Meet Parikh, DO1, Vikram Patel, MD2, Adib Chaaya, MD2; 1Cooper University Hospital, Paramus, NJ; 2Cooper University Hospital, Camden, NJ
Introduction: Malignancy is often the culprit after discovery of an isolated pancreatic mass. It is important to consider other etiologies including infectious etiologies such as tuberculosis.

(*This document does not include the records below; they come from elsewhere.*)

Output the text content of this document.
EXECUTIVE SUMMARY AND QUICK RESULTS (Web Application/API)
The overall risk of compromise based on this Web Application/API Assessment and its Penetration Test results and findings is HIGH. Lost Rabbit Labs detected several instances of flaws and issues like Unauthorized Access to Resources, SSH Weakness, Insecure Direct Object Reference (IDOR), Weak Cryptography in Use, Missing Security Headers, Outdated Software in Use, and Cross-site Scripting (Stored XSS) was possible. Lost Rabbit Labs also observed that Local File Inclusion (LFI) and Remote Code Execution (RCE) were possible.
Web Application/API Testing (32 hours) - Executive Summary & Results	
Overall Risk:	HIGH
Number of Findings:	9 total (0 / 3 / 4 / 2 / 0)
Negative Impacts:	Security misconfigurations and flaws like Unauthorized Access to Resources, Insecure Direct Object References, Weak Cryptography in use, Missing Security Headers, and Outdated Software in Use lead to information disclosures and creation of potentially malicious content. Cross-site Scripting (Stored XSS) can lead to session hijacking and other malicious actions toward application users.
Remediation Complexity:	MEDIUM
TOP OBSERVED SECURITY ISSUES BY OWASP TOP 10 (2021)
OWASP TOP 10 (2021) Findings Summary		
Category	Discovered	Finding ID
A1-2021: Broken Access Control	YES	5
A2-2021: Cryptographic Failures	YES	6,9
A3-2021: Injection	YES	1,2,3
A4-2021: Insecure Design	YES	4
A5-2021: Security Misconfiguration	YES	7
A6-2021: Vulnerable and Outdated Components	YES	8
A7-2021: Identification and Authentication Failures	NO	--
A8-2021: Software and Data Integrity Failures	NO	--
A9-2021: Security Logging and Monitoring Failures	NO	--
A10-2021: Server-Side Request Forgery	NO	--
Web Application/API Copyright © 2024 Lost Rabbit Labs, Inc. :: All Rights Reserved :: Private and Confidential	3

Methods: A 28 year old Vietnamese immigrant with no significant medical history presented with intermittent nausea and epigastric pain for several years that acutely worsened over two days. She reported the pain radiated to her back and was exacerbated by spicy foods. She denied any fevers, weight loss, or jaundice. Lipase and liver function tests were normal. CT imaging of the abdomen showed a 4cm heterogeneous hypodense pancreatic lesion but was otherwise normal (Figure 1a). EUS was notable for hypoechoic mass in the pancreatic head with irregular margins and no vascular invasion (Figure 1b). Fine needle aspiration cytology revealed granulomatous inflammation with extensive necrosis and negative AFB/GMS stains. Quantiferon Gold testing was positive and HIV testing was negative. Chest x-ray was normal. She had no prior history of tuberculosis and no known high risk exposures. Her immigration medical testing in 2012 was reportedly normal. In light of the pathologic and serologic findings, the patient was treated for isolated pancreatic tuberculosis with RIPE therapy. Her gastrointestinal symptoms resolved on therapy and follow-up CT imaging 6 months after completion of antibiotics showed complete resolution of the pancreatic mass. Discussion: The gastrointestinal tract is the 6th most common site of extrapulmonary tuberculosis and is seen in only about 5% of all tuberculosis cases; the ileocecal region is involved in the majority of cases. Isolated pancreatic tuberculosis is considered an extremely rare entity since pancreatic enzymes usually destroy any intrusive pathogens. These patients are typically immunocompromised. Abdominal pain and jaundice are well-known symptoms but weight loss and fevers and also commonly seen. Imaging will show a hypodense mass without any biliary ductal dilation or vascular invasion. EUS with fine needle aspiration is done for initial investigation while excisional biopsy is the most accurate diagnostic tool. Patients tend to respond very well to antituberculosis therapy. We present a unique case of an immunocompetent patient with dyspeptic symptoms who had no prior personal history of tuberculosis or known high risk exposure and was found to have isolated pancreatic tuberculosis.
Fig 1a. Initial CT abdomen/pelvis showing a multilobulated heterogeneous pancreatic mass (red circle)
Fig 1b. EUS findings notable for a 4cm x 4cm pancreatic head mass with irregular outer margins
Disclosures: Meet Parikh indicated no relevant financial relationships. Vikram Patel indicated no relevant financial relationships. Adib Chaaya indicated no relevant financial relationships.